Ajouter les morceaux de poulet égouttés de leur marinade. Faire revenir 8-10 minutes en retournant régulièrement, le poulet doit pâlir et se raffermir mais sans coloration brun-roux. La muamba cherche une sauce orangée vibrante, pas un bouillon noirci comme un coq au vin bourguignon.
Incorporer les tomates concassées, le concentré de tomate et le gindungo fendu. Cuire 8 minutes à feu moyen en remuant pour que les tomates rendent leur eau et fondent dans l'huile rouge. La sauce doit prendre une couleur orange-rouge profonde caractéristique.
Verser le bouillon chaud, ajuster de manière à juste couvrir le poulet. Couvrir, baisser à feu doux et laisser mijoter 25 minutes. Le poulet doit devenir tendre et la sauce épaissir naturellement par concentration et réduction.
Incorporer la courge butternut en cubes et les gombos en rondelles. Cuire 12-15 minutes supplémentaires à découvert pour que les légumes deviennent fondants sans se déliter. La courge sert de liant doux, les gombos apportent la texture signature de la muamba.
Goûter, rectifier sel et acidité — ajouter quelques gouttes de citron vert si la sauce manque de pep. Hors du feu, parsemer de coriandre fraîche hachée.

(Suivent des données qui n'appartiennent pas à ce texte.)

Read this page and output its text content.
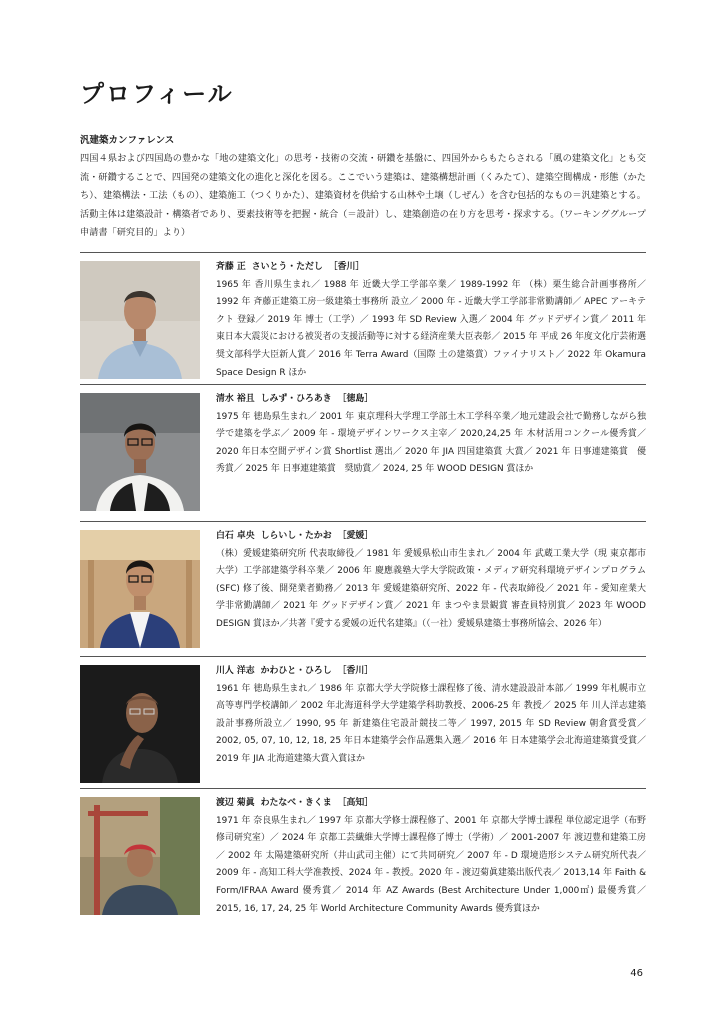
プロフィール
汎建築カンファレンス
四国４県および四国島の豊かな「地の建築文化」の思考・技術の交流・研鑽を基盤に、四国外からもたらされる「風の建築文化」とも交流・研鑽することで、四国発の建築文化の進化と深化を図る。ここでいう建築は、建築構想計画（くみたて）、建築空間構成・形態（かたち）、建築構法・工法（もの）、建築施工（つくりかた）、建築資材を供給する山林や土壌（しぜん）を含む包括的なもの＝汎建築とする。活動主体は建築設計・構築者であり、要素技術等を把握・統合（＝設計）し、建築創造の在り方を思考・探求する。（ワーキンググループ申請書「研究目的」より）
斉藤 正 さいとう・ただし ［香川］
1965 年 香川県生まれ／ 1988 年 近畿大学工学部卒業／ 1989-1992 年 （株）栗生総合計画事務所／ 1992 年 斉藤正建築工房一級建築士事務所 設立／ 2000 年 - 近畿大学工学部非常勤講師／ APEC アーキテクト 登録／ 2019 年 博士（工学）／ 1993 年 SD Review 入選／ 2004 年 グッドデザイン賞／ 2011 年 東日本大震災における被災者の支援活動等に対する経済産業大臣表彰／ 2015 年 平成 26 年度文化庁芸術選奨文部科学大臣新人賞／ 2016 年 Terra Award（国際 土の建築賞）ファイナリスト／ 2022 年 Okamura Space Design R ほか
清水 裕且 しみず・ひろあき ［徳島］
1975 年 徳島県生まれ／ 2001 年 東京理科大学理工学部土木工学科卒業／地元建設会社で勤務しながら独学で建築を学ぶ／ 2009 年 - 環境デザインワークス主宰／ 2020,24,25 年 木材活用コンクール優秀賞／ 2020 年日本空間デザイン賞 Shortlist 選出／ 2020 年 JIA 四国建築賞 大賞／ 2021 年 日事連建築賞　優秀賞／ 2025 年 日事連建築賞　奨励賞／ 2024, 25 年 WOOD DESIGN 賞ほか
白石 卓央 しらいし・たかお ［愛媛］
（株）愛媛建築研究所 代表取締役／ 1981 年 愛媛県松山市生まれ／ 2004 年 武蔵工業大学（現 東京都市大学）工学部建築学科卒業／ 2006 年 慶應義塾大学大学院政策・メディア研究科環境デザインプログラム (SFC) 修了後、開発業者勤務／ 2013 年 愛媛建築研究所、2022 年 - 代表取締役／ 2021 年 - 愛知産業大学非常勤講師／ 2021 年 グッドデザイン賞／ 2021 年 まつやま景観賞 審査員特別賞／ 2023 年 WOOD DESIGN 賞ほか／共著『愛する愛媛の近代名建築』（（一社）愛媛県建築士事務所協会、2026 年）
川人 洋志 かわひと・ひろし ［香川］
1961 年 徳島県生まれ／ 1986 年 京都大学大学院修士課程修了後、清水建設設計本部／ 1999 年札幌市立高等専門学校講師／ 2002 年北海道科学大学建築学科助教授、2006-25 年 教授／ 2025 年 川人洋志建築設計事務所設立／ 1990, 95 年 新建築住宅設計競技二等／ 1997, 2015 年 SD Review 朝倉賞受賞／ 2002, 05, 07, 10, 12, 18, 25 年日本建築学会作品選集入選／ 2016 年 日本建築学会北海道建築賞受賞／ 2019 年 JIA 北海道建築大賞入賞ほか
渡辺 菊眞 わたなべ・きくま ［高知］
1971 年 奈良県生まれ／ 1997 年 京都大学修士課程修了、2001 年 京都大学博士課程 単位認定退学（布野修司研究室）／ 2024 年 京都工芸繊維大学博士課程修了博士（学術）／ 2001-2007 年 渡辺豊和建築工房／ 2002 年 太陽建築研究所（井山武司主催）にて共同研究／ 2007 年 - D 環境造形システム研究所代表／ 2009 年 - 高知工科大学准教授、2024 年 - 教授。2020 年 - 渡辺菊眞建築出版代表／ 2013,14 年 Faith & Form/IFRAA Award 優秀賞／ 2014 年 AZ Awards (Best Architecture Under 1,000㎡) 最優秀賞／ 2015, 16, 17, 24, 25 年 World Architecture Community Awards 優秀賞ほか
46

La sauce doit napper la cuillère sans être épaisse comme une crème : on cherche le brothy orangé.
Servir bien chaud sur un lit de funge de bombó (manioc fermenté Luanda) ou de fuba (semoule de maïs Sud). Présenter dans une grande assiette creuse avec une boule de funge à côté du poulet et de la sauce. L'angolais mange à la main droite, en façonnant une bouchée de funge qu'il trempe dans la sauce — geste rituel qui définit l'identité du repas familial.